It’s always a treat when I find a submission from Northstar in my inbox! This week his post about life as a gay guy dating, focuses on the differences with online dating when you’re gay.
Miss Twenty-Nine xxx
Reading the 30 Dates Blog, and talking to my female straight friends, it feels as though the world of online dating is full of horror stories.
Overly suggestive messages, people completely misrepresenting themselves, men only really looking for hook-ups, etc. It seems like everyone who’s tried online dating has one of these stories to tell.
Interestingly, in my experience of gay online dating, however, those kind of horror stories seem far less common.
Admittedly I haven’t used online dating a huge amount, and have only tried Plenty of Fish, but nonetheless my experiences with it have been generally positive.
I signed up after the break-up with my ex, and within a couple of days I was having good conversations with three guys on there. I met each of them the following week, and they were all very nice – no misrepresentation, – all single, and looking to meet someone for a relationship.
I then went on to date one of the guys I met for the next month or so, before things amicably came to an end before Christmas.

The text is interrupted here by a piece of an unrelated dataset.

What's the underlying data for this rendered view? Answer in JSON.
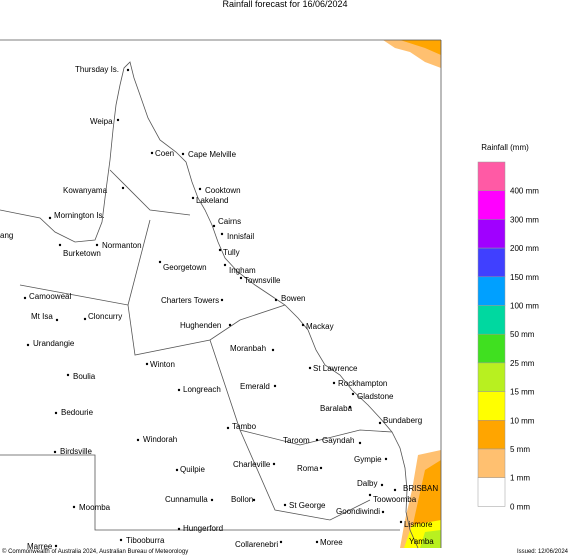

That was my online dating experience – no messages that were particularly weird or suggestive, no misrepresentation, generally smooth sailing. Obviously this is just my own limited experience, and may be the exception rather than the rule, but in my opinion it does seem like online dating is easier if you’re gay than if you’re straight, and here’s why I think that’s the case…
I think the main reason is that when you’re gay, there’s really no reason to hide your intentions.
There isn’t the same stigma attached to looking for casual encounters as there is in the straight world, and while I hate the stereotype that all gay men are super promiscuous (the stereotype is not true, incidentally), nonetheless if that’s what someone is looking for, it’s perfectly easy and acceptable to find.
A number of apps cater to that interest (Grindr is the most famous, but there are a whole multitude of others), and the bar and club scene also facilitate things for those with a hook-up agenda. In which case, if casual encounters are relatively easy to obtain and don’t carry a social stigma, then what possible reason would you have to misrepresent yourself on a dating website?
The logical conclusion of this (and which in my experience I’ve found to be true), is that if a gay man is on a dating website saying that he’s looking for a relationship, then that’s sure enough what he’s looking for. If he’s not, then he wouldn’t have any incentive to claim that – there’s no point going through the game playing of false intentions on a dating website, when its far easier to simply use a hook-up app.
Perhaps supporting my theory, looking at Plenty of Fish for Toronto, the number of gay men on the site looking for a relationship vastly outnumber those looking for a date but nothing serious.
And I’m fairly convinced that the majority of those looking for a relationship are sincere in their intentions (hopefully when I try online dating again in the future I won’t be proven wrong in that assumption!).
If my theory is correct, then that would be somewhat karmic.
After all, in the physical world it’s more difficult for gay people to meet someone than it is for straight people.
With a smaller gay population we’re much less likely to meet someone in ‘organic’ ways – through friends, at work, through sports, etc, just simply due to the fact of there being less of us.
Online dating is incredibly useful even just in terms of breaking down those barriers, and facilitating contact between a much smaller population that it can otherwise be tricky to meet. But if we get the benefit of online dating being more honest and straightforward for us, then that at least is a definite bonus. While it may be more difficult for us in the real world, at least if it’s easier for us online then it feels as though there may be some balance to the universe!